A court settlement in California has been approved by a federal judge, prohibiting federal U.S. border officials from reviving the Trump-era “zero tolerance” family separation policy for the next eight years. Under the settlement between the American Civil Liberties Union and the Biden administration, the federal government will be barred from separating migrant families solely for the purposes of prosecuting the parents for entering the U.S. illegally.
Limited exceptions to the eight-year ban include cases where a parent poses a risk to their children. The settlement also provides social and legal benefits to migrant families affected by the Trump-era practice, which led to the separation of roughly 5,000 children from their parents. Notably, the agreement does not include monetary compensation, as was considered by the Biden administration until an outcry by Republican lawmakers in Congress.

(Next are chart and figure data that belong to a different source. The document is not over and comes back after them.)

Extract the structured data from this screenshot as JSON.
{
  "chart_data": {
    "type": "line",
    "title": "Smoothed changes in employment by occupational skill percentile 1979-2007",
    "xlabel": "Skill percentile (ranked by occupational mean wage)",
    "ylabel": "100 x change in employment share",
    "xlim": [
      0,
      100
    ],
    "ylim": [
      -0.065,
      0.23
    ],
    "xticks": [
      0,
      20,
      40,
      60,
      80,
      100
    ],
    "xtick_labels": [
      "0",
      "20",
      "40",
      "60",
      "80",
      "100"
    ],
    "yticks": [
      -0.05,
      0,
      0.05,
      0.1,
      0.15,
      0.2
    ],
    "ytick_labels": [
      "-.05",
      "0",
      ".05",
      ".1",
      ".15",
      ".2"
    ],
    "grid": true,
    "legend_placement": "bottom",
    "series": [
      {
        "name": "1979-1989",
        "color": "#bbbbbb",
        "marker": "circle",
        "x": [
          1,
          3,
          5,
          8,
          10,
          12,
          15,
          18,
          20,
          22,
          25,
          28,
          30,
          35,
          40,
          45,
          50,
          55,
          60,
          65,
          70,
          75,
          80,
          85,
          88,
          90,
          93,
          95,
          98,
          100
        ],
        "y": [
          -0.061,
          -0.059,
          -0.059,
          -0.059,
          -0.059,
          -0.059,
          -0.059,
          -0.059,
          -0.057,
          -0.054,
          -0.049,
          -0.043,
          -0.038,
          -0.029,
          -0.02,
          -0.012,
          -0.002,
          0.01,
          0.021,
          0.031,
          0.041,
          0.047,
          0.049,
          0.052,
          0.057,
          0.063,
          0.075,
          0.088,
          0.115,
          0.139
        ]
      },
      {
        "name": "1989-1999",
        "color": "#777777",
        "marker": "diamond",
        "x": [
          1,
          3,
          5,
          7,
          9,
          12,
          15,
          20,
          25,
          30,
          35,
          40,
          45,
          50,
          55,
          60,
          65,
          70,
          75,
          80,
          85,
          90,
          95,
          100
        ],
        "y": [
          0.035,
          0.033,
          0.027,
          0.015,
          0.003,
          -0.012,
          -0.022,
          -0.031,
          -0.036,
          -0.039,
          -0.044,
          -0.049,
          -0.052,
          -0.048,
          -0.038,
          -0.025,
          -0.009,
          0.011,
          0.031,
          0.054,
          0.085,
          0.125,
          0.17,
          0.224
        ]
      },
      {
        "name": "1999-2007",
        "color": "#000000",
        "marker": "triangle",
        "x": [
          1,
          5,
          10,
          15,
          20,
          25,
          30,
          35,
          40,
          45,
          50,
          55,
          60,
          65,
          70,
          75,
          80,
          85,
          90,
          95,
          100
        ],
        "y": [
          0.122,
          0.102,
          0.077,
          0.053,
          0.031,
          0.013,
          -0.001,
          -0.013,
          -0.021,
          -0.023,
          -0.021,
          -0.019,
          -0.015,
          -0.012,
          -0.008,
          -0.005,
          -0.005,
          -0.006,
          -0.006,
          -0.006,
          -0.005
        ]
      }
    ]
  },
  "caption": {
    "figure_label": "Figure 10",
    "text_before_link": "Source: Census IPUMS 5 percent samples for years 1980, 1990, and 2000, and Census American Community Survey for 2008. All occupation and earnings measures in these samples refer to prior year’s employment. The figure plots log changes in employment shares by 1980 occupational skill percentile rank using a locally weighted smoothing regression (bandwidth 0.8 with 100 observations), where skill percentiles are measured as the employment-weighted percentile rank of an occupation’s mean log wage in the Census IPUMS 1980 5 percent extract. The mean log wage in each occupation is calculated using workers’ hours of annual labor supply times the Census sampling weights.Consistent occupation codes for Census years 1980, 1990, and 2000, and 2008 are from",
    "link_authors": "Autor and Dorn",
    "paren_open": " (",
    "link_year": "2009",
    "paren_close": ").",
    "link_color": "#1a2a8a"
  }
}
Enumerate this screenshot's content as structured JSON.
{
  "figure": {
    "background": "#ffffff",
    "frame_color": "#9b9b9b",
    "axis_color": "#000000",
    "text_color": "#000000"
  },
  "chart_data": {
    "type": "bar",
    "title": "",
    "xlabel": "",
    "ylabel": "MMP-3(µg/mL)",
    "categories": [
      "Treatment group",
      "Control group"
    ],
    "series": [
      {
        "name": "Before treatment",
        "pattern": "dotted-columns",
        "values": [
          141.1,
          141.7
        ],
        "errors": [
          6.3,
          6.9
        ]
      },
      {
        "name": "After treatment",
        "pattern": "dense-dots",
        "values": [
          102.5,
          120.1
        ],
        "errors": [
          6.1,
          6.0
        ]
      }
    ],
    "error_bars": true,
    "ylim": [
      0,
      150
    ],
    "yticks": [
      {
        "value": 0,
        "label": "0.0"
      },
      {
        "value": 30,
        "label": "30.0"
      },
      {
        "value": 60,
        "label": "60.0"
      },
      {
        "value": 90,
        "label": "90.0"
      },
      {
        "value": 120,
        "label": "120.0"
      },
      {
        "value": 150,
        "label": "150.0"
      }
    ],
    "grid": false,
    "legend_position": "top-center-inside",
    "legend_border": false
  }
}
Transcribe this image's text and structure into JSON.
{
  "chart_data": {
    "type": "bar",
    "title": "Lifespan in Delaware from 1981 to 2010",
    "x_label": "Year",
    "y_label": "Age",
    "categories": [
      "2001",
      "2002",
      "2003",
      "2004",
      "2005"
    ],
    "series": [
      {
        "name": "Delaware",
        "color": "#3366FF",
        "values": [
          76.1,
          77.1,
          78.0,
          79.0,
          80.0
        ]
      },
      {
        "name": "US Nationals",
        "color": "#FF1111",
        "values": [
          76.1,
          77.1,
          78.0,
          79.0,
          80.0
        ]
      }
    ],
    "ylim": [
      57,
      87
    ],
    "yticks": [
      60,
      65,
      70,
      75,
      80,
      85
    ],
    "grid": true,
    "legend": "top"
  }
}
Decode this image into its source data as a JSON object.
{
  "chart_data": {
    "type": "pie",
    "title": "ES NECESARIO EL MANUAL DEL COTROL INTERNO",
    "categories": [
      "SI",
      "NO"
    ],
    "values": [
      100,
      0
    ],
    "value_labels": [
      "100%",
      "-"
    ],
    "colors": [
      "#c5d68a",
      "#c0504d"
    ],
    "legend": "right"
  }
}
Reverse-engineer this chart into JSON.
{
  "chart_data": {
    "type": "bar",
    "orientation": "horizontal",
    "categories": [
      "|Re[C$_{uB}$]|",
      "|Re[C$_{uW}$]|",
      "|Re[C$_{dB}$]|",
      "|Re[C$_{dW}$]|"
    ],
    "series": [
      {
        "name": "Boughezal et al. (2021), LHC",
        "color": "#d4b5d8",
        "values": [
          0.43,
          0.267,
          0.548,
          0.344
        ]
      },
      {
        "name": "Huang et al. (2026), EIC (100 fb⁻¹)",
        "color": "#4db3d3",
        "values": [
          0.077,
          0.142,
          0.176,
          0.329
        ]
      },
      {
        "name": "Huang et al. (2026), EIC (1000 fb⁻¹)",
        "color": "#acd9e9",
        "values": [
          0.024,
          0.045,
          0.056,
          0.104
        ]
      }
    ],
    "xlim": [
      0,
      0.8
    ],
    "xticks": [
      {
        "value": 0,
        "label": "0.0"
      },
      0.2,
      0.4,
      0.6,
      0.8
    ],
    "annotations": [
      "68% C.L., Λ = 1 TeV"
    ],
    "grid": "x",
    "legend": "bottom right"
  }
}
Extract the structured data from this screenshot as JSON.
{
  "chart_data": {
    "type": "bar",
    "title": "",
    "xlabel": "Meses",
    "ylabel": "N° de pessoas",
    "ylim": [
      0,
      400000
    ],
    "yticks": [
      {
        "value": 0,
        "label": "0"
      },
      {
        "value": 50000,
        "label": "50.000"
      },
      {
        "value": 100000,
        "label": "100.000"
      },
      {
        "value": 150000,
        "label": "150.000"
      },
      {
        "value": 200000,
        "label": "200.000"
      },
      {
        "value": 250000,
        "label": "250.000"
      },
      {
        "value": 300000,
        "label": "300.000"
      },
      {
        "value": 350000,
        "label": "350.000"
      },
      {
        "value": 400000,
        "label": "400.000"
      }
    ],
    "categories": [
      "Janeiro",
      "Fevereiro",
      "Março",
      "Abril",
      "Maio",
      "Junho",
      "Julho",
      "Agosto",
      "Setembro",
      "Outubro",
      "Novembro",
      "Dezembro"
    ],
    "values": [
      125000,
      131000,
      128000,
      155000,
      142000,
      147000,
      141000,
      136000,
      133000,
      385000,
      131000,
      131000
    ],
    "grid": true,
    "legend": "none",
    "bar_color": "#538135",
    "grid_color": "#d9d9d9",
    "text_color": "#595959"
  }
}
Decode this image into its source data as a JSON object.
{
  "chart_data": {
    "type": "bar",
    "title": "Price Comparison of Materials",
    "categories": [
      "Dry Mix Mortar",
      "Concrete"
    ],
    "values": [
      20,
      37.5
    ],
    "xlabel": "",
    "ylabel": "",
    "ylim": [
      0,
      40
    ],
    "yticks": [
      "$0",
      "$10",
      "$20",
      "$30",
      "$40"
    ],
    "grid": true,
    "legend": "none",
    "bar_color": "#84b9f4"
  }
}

U.S. District Court Judge Dana Sabraw approved the settlement during a hearing in San Diego, according to Lee Gelernt, the lead ACLU attorney in the case. Gelernt called the settlement “a critical step toward closing one of the darkest chapters of the Trump administration,” highlighting the trauma caused to families by the practice.
In addition, the settlement comes after former President Donald Trump repeatedly refused to rule out reinstating his infamous border separation policy while on the 2024 campaign trail. And since taking office, President Biden created a task force that has reunited hundreds of migrant families, providing temporary legal status and work permits.
The ACLU estimates that between 500 and 1,000 children split from their parents as a result of the Trump-era policy remain separated from their families. An official order codifying the settlement is expected to be issued soon.